Why the hell was my ex-husband taking care of those children? Soz must have gone crazy, if she had been with an Aristo for sixteen years. But she was one of the sanest people I knew. Driven, yes, but stable. Maybe Jaibriol was the one who had gone crockers.

 

 

Even. Odd. Even how? Balanced? Everything was
out
of balance. We had four children who just might have been born of both the Skolia and Qox dynasties. If Jaibriol had been a Rhon psion and Soz was their mother, they were also Rhon psions. Skolia, Qox, Rhon. The juxtaposition made my head throb. What would Soz and Jaibriol consider balance?

 

 

Saints almighty, had they
married
? It would make their children legitimate heirs to both the Ruby and Qox dynasties. Gods. That boy could be both the emperor and a Ruby heir. He had the proof in his genes.

 

 

A voice snapped out of my comm, breaking me out of Kyle space. "Jon Casestar here."

 

 

I nearly jumped off the sofa. Only two seconds had passed since I had told Laplace to contact the Admiral.

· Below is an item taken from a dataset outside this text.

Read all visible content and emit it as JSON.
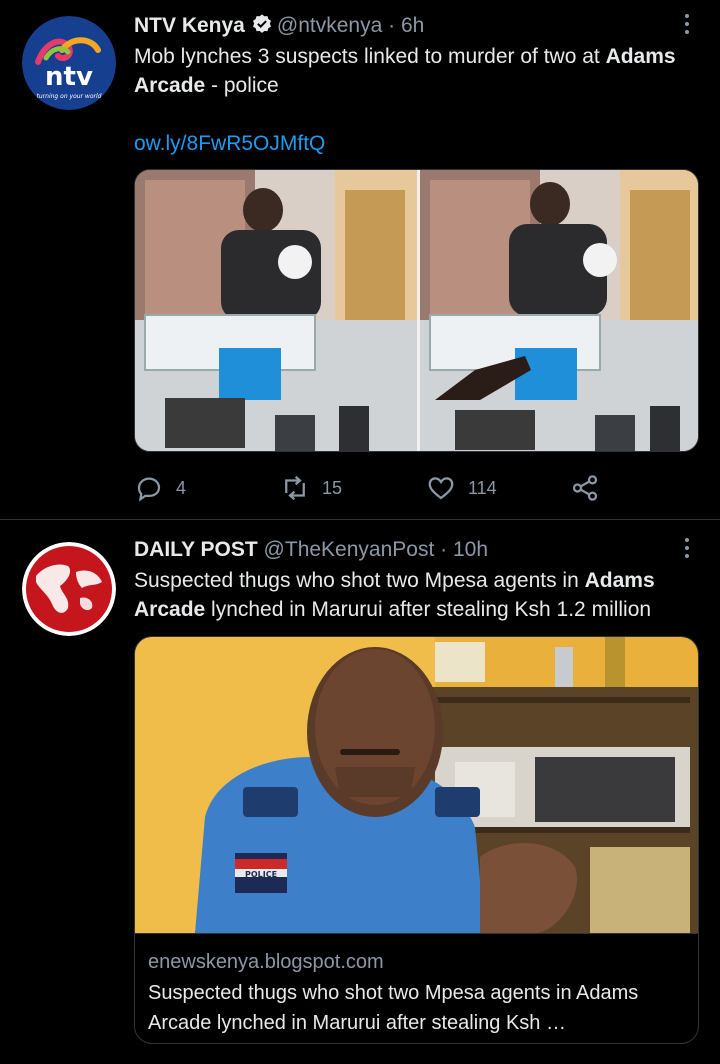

I spoke fast, urgency spilling into my voice. "Jon, we have to go to Earth. Four children are there, staying with Admiral Seth Rockworth. We must get them."

 

 

Jon was silent a moment. Then he said, "Pharaoh Dyhianna, this fleet had enough resources to take on a minor world like Delos. But we've no chance of coming near Earth, let alone freeing anyone."

 

 

"We have to." My heart was pounding. "Before it's too late."

 

 

"Staying here makes good sense." He sounded puzzled. "Delos is cut off from Earth and we have control of the system. It gives us a bargaining point to negotiate the release of Lord Eldrinson and Councilor Roca." He paused. "And anyone else we need to free. Who are the children?"